Alors j’aurais pleuré devant elles, ces personnes étrangères qui m’auraient pris pour un dingue, qui m’auraient demandé comment je m’appelle, et dont le seul réflexe aurait été de répondre « sale merde », parce que c’est comme ça qu’il m’appelait depuis des jours et des jours et des jours.
Puis j’aurais repris conscience en me disant que je m’appelais Lauri. Lauri comment ? Je ne sais plus vraiment. De toute façon, ce prénom ne me servait à rien, vraiment à pas grand chose en vérité, alors pourquoi s’en souvenir ? Mon empoisonneur m’avait interdit de le prononcer. Je n’avais plus le droit de parler, de penser, ou même de suggérer par un geste mon mécontentement.

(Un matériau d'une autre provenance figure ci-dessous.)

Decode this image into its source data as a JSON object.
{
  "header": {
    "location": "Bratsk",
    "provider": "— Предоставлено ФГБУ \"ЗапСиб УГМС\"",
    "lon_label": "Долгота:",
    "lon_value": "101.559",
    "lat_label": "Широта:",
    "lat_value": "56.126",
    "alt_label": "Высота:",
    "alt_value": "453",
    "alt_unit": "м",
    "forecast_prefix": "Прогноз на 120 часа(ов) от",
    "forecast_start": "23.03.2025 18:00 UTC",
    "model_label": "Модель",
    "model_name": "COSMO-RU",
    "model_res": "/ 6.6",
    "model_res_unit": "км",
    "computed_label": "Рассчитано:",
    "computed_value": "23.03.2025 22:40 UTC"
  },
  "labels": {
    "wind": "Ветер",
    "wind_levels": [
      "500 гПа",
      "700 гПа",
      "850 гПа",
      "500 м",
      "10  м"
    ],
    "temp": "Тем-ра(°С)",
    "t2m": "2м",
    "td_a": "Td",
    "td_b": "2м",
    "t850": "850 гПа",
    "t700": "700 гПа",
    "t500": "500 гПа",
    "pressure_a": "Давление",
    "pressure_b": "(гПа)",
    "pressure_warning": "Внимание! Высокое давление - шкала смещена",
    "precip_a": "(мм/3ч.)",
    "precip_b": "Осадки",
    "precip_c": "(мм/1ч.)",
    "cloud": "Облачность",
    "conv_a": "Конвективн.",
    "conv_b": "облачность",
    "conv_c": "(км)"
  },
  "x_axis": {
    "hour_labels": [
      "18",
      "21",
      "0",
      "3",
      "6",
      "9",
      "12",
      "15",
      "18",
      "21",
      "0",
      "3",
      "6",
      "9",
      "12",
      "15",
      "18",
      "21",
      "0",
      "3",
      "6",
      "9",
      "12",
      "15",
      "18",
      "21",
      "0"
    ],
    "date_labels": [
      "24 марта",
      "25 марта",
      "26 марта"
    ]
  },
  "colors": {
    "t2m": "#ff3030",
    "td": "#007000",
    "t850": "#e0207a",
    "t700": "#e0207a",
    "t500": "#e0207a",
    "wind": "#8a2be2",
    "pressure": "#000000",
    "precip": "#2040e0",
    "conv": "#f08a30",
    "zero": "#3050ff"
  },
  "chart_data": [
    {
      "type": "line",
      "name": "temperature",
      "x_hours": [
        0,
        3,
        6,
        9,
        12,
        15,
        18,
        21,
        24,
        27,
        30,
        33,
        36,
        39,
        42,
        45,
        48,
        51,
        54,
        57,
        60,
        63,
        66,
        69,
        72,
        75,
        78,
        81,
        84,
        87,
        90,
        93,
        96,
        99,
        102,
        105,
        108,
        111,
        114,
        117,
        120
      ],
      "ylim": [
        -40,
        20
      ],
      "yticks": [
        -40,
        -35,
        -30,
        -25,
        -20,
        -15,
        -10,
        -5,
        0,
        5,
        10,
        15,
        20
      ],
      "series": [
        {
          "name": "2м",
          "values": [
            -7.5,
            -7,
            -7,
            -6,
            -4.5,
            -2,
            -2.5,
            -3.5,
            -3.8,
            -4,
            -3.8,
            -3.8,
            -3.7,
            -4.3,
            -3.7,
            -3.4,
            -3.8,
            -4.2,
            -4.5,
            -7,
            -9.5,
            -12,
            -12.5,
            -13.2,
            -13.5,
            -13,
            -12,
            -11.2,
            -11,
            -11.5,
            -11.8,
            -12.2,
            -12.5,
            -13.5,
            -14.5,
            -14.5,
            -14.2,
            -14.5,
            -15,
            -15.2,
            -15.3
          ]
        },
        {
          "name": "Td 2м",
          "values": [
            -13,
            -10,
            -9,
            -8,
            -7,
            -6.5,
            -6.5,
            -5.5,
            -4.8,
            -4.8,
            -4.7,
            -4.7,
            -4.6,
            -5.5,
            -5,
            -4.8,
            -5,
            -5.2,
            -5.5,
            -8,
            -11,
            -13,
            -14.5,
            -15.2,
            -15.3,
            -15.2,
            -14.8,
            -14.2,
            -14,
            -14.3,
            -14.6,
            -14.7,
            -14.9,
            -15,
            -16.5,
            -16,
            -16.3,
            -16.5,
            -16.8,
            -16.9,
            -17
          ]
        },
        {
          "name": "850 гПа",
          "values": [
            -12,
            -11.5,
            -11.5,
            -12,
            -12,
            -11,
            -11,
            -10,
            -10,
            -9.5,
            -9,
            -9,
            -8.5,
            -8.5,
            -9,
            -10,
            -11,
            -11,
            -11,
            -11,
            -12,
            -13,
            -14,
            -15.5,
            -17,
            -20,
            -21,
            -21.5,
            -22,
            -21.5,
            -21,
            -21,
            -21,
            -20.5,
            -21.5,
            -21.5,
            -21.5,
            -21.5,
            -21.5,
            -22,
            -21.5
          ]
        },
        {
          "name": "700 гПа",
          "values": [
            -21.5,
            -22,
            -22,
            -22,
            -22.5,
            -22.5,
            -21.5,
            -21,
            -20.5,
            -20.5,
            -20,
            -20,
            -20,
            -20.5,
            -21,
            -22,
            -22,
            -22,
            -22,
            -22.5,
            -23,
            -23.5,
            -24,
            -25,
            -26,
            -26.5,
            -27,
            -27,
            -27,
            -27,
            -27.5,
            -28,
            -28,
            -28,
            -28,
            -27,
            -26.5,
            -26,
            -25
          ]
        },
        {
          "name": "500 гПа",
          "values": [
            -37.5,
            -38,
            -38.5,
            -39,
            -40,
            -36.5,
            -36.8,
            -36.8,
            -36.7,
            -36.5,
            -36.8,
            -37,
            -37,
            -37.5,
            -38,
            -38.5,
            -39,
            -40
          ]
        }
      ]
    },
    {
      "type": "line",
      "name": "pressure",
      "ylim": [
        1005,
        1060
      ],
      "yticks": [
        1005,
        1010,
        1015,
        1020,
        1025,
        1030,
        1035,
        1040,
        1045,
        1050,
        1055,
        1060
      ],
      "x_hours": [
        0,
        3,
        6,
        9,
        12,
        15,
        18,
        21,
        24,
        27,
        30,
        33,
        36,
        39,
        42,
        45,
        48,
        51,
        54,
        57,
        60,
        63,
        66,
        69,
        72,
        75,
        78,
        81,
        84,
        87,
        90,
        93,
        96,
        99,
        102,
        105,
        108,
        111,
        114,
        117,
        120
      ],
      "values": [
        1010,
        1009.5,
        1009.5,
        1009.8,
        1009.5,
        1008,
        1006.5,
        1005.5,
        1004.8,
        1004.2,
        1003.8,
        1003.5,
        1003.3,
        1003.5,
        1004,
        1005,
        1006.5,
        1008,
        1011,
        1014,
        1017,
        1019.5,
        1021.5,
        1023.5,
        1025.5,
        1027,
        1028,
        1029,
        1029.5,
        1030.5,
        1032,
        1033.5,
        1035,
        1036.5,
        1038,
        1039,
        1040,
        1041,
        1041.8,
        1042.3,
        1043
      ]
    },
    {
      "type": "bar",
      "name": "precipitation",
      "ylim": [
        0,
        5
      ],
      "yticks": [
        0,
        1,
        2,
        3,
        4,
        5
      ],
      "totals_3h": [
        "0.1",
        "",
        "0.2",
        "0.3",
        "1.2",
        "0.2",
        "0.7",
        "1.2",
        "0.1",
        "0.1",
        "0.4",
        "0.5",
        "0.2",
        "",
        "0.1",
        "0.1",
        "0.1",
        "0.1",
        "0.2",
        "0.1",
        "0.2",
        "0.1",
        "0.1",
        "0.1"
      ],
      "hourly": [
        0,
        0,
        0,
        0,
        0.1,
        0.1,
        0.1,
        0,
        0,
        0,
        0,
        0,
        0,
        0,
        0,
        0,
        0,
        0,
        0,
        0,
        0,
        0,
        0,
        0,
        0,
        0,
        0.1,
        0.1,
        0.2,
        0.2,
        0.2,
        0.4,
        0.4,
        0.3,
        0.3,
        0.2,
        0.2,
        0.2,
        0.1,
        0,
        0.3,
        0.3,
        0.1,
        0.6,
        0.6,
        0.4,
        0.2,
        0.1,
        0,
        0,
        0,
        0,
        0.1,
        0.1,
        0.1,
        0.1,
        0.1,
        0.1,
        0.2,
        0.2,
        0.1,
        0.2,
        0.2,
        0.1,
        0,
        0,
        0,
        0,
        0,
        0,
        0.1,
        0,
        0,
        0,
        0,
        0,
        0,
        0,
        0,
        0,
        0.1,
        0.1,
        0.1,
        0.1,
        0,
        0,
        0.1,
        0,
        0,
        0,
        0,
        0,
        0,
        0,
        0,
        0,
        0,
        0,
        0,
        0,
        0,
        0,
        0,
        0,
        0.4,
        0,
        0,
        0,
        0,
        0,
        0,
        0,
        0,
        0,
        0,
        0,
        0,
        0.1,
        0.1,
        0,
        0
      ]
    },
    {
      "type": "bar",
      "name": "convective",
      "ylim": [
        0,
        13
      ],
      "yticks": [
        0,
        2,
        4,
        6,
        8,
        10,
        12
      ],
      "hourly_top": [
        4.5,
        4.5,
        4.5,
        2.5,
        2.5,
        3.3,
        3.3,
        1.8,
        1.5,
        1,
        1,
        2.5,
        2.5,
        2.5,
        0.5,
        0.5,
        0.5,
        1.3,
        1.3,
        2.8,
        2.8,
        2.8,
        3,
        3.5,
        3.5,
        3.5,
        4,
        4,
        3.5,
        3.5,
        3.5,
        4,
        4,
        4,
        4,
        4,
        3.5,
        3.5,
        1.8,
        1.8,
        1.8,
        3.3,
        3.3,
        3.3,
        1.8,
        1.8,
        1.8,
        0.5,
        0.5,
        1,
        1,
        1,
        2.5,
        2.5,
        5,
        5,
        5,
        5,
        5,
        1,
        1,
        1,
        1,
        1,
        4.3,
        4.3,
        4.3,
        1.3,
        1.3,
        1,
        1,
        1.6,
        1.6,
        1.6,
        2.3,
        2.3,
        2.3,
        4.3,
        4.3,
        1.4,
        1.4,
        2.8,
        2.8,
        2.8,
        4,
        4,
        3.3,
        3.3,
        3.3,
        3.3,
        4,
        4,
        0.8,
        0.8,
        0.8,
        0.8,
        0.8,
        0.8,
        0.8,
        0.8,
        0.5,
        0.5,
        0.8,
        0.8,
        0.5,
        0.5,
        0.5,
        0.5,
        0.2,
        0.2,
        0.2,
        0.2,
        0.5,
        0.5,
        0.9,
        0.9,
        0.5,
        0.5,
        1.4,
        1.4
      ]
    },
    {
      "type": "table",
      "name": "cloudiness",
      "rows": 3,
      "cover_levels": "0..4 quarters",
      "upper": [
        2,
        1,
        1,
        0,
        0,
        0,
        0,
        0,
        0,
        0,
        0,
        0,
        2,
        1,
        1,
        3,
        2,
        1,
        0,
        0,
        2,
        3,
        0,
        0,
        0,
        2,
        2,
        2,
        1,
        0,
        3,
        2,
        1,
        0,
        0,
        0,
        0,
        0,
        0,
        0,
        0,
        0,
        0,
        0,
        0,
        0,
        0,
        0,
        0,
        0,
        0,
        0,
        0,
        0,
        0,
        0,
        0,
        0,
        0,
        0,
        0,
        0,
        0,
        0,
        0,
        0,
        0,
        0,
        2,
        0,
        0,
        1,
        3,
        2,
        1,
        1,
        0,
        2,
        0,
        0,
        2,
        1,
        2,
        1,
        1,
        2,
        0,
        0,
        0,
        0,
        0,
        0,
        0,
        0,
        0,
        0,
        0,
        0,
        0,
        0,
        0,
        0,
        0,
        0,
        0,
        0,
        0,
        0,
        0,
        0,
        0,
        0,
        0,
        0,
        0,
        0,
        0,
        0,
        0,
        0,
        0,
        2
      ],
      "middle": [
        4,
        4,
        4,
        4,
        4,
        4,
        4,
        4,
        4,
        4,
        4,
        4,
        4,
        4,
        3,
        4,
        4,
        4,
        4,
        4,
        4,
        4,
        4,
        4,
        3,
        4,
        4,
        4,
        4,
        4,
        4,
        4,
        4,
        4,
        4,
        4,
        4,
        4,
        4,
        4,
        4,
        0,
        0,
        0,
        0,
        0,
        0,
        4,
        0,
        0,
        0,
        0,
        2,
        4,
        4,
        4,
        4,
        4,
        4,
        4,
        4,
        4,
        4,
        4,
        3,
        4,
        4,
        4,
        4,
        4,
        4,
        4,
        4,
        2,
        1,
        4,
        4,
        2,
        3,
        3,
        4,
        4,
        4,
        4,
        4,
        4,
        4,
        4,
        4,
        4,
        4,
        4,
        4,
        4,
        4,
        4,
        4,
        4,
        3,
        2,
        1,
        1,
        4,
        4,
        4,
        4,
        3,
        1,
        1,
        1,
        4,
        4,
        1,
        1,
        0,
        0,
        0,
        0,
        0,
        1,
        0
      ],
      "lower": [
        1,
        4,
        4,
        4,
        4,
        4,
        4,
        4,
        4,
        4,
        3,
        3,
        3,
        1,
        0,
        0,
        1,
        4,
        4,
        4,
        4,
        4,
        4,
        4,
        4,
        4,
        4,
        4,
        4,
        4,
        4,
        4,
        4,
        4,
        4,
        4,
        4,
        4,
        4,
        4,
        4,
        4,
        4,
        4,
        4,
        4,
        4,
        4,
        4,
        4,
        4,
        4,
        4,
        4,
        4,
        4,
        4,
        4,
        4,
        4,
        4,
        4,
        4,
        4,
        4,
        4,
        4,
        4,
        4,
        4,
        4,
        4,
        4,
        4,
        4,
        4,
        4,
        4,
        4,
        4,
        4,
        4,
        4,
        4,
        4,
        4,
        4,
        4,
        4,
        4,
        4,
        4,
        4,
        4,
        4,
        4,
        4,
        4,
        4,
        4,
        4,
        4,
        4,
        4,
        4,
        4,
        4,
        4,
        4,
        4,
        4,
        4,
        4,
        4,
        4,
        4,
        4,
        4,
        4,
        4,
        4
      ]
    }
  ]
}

Et puis je me serais ravisé, parce que si les gendarmes avaient su comment je m’appelais, ils auraient tout compris, ils auraient retrouvé des choses insupportables sur nous, ils m’auraient fait la morale sans doute, en prenant des pincettes bien sûr, mais ils m’auraient parlé sans discontinuer, pesant le pour et le contre, me disant que j’avais mérité ce qui m’était arrivé parce que j’avais ma part de responsabilité là-dedans.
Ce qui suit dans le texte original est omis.